Debating David Stockman’s thesis, the New York Times columnist reassures that America’s spending is sustainable

Krugman Says Forget Debt, Help the Unemployed (PBS)

We recently sat down with former politician and businessman David Stockman to discuss his controversial book, "The Great Deformation," in which he argues our economic system is busted. In the previous Making Sen$e Business Desk post Stockman explains how to fix it. We also asked Nobel economist and New York Times columnist Paul Krugman what he would do. That exchange is below.

Paul Solman: So I asked David Stockman for his prescriptions, economic prescriptions for what ails us. Yours?

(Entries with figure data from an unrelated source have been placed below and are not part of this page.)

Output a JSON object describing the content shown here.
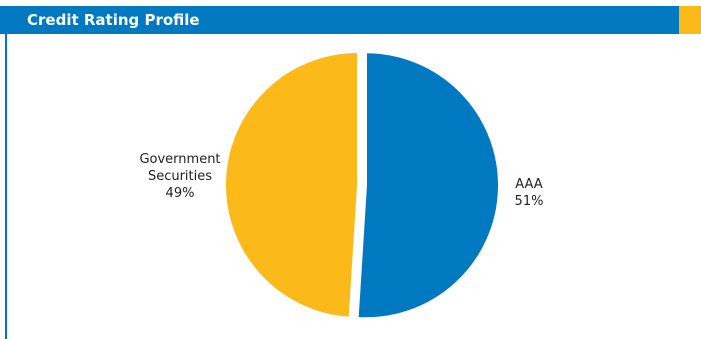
{
  "header": {
    "title": "Credit Rating Profile"
  },
  "colors": {
    "header_bar": "#0079c1",
    "header_accent": "#fbb91a",
    "frame_rule": "#0079c1"
  },
  "chart_data": {
    "type": "pie",
    "title": "Credit Rating Profile",
    "slices": [
      {
        "label": "AAA",
        "value": 51,
        "value_label": "51%",
        "color": "#0079c1",
        "exploded": true
      },
      {
        "label": "Government Securities",
        "label_lines": [
          "Government",
          "Securities"
        ],
        "value": 49,
        "value_label": "49%",
        "color": "#fbb91a",
        "exploded": false
      }
    ],
    "legend": "none"
  }
}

Paul Krugman: More spending right now. But if you want operational, I think the first and easiest thing we can do is [give] aid to state and local governments. We had some of that in the first year of the stimulus, but go back to it, 300 billion [dollars] a year of grants to state and local governments for necessary spending. Rehire school teachers, fill potholes, resume infrastructure projects that have been put on hold. That right there is probably enough to bring the unemployment rate down by about a point and a half. So just there you get quite a lot of traction on the economy.

Then there are other things. There are, in fact, some worthy government spending, federal projects. There's a lot we can be doing on the rail system, not grandiose stuff. I'm not gonna say, "let's build a vacuum tunnel from the East to the West Coast," but there are a lot of, you know, just sort of bad stretches of track that need to be fixed that would accelerate stuff quite a lot.